Species of flowering plant

Rumex vesicarius, also known as ruby dock, rosy dock or bladder dock, is a species of perennial flowering plant in the family Polygonaceae. According to Plants of the World Online, Rumex vesicarius is native to tropical and temperate Asia, Africa, and Western Australia. However, the Council of Heads of Australasian Herbaria asserts that within Australia it is naturalised in Western Australia, the Northern Territory, South Australia, Queensland and New South Wales.

== Description ==
It is an erect, succulent annual herb which grows to up about 60 cm high, and has triangular to ovate leaves which are truncate or cordate at the base and about 5–10 cm long, with entire margins.
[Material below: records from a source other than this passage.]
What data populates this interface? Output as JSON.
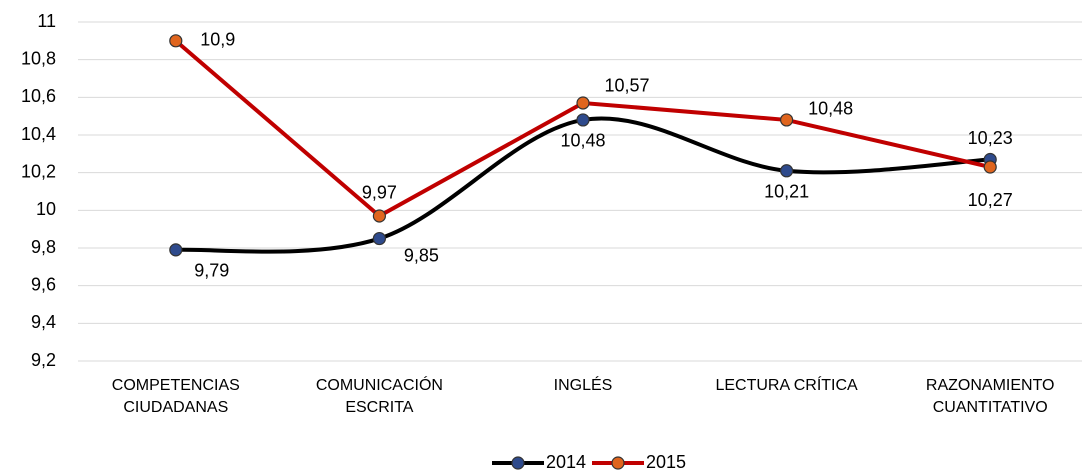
{
  "chart_data": {
    "type": "line",
    "categories": [
      [
        "COMPETENCIAS",
        "CIUDADANAS"
      ],
      [
        "COMUNICACIÓN",
        "ESCRITA"
      ],
      [
        "INGLÉS"
      ],
      [
        "LECTURA CRÍTICA"
      ],
      [
        "RAZONAMIENTO",
        "CUANTITATIVO"
      ]
    ],
    "series": [
      {
        "name": "2014",
        "color": "#000000",
        "marker_color": "#2e4a8c",
        "smooth": true,
        "values": [
          9.79,
          9.85,
          10.48,
          10.21,
          10.27
        ],
        "value_labels": [
          "9,79",
          "9,85",
          "10,48",
          "10,21",
          "10,27"
        ]
      },
      {
        "name": "2015",
        "color": "#c00000",
        "marker_color": "#e0651e",
        "smooth": false,
        "values": [
          10.9,
          9.97,
          10.57,
          10.48,
          10.23
        ],
        "value_labels": [
          "10,9",
          "9,97",
          "10,57",
          "10,48",
          "10,23"
        ]
      }
    ],
    "ylim": [
      9.2,
      11
    ],
    "yticks": [
      {
        "value": 9.2,
        "label": "9,2"
      },
      {
        "value": 9.4,
        "label": "9,4"
      },
      {
        "value": 9.6,
        "label": "9,6"
      },
      {
        "value": 9.8,
        "label": "9,8"
      },
      10,
      {
        "value": 10.2,
        "label": "10,2"
      },
      {
        "value": 10.4,
        "label": "10,4"
      },
      {
        "value": 10.6,
        "label": "10,6"
      },
      {
        "value": 10.8,
        "label": "10,8"
      },
      11
    ],
    "grid": true,
    "legend": "bottom"
  }
}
The stipules form an almost complete sheath around the stem which disintegrates. The flowers are green with a red tinge, and have six perianth segments with the inner three becoming enlarged and papery when fruiting. The hard, red and reticulately veined fruit persist, giving rise to spectacular displays.

== Etymology ==
The specific epithet, vesicarius, derives from the Latin word, vesica, meaning "bladder", to give an adjective which describes the fruit of the plant as "inflated", "bladder-like".

== Popular culture ==
The plant appears in the children's story book The Story of Rosy Dock by Jeannie Baker. The collage picture book uses the arrival and naturalisation of the rosy dock to draw on themes of colonisation and sustainability for children.